En las acciones en apoyo de Quemquemtrew compartí largas jornadas con el Vasco, la Neka, Jorge y Alberto. Para los peñi ellos eran, amistosa y colectivamente, “los piqueteros”. El mote es válido: tienen una larga trayectoria con trabajadores desocupados y, entre todos, suman casi dos siglos de militancia incansable. De su propio bolsillo pagaron el combustible y viajaron 1.200 kilómetros para solidarizarse con el pueblo mapuche. Con ellos hablé de colonialismo, de explotación, de recuperaciones territoriales. Pero también hablamos de cómo cambiar la matriz productiva y energética, de soberanía alimentaria, de agricultura orgánica, del cambio climático, de las organizaciones populares, del futuro de las izquierdas. En algún momento también hablamos de la pandemia. Cuando hicimos las cuentas, ninguno de nosotros se había vacunado. Quizá seamos unos egoístas, o unos estúpidos. No lo descarto. Pero, mi estimado Alejandro: ¿no te parece que, al menos, habría que pensar todo esto con más calma y con más datos?

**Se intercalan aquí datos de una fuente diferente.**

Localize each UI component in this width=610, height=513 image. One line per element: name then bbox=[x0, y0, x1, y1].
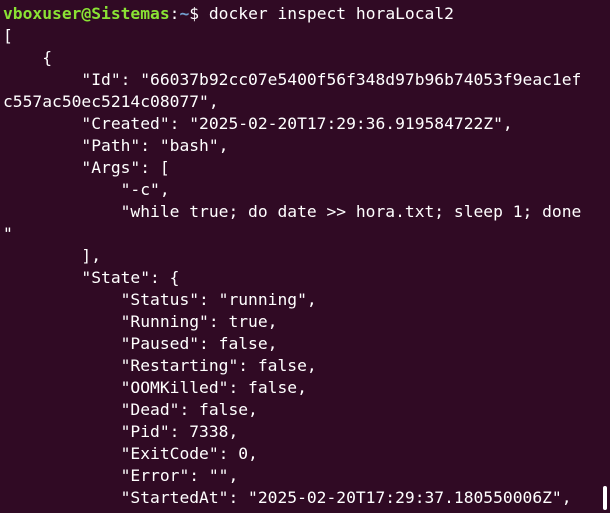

Por último, y para ir cerrando. Aunque como dije prefiero convencer a imponer, no me niego del todo a medidas obligatorias. Yo, por ejemplo, prohibiría la sanidad privada y lucrar con la salud. En vez de pensar en restricciones a los no vacunados o en vacunación obligatoria –que son medidas de escasa eficacia sanitaria y pésimas consecuencias políticas–, ¿por qué no pensamos en expropiar a los laboratorios privados y desmercantilizar la sanidad? Eso tendría mucho sentido sanitario y excelentes consecuencias políticas.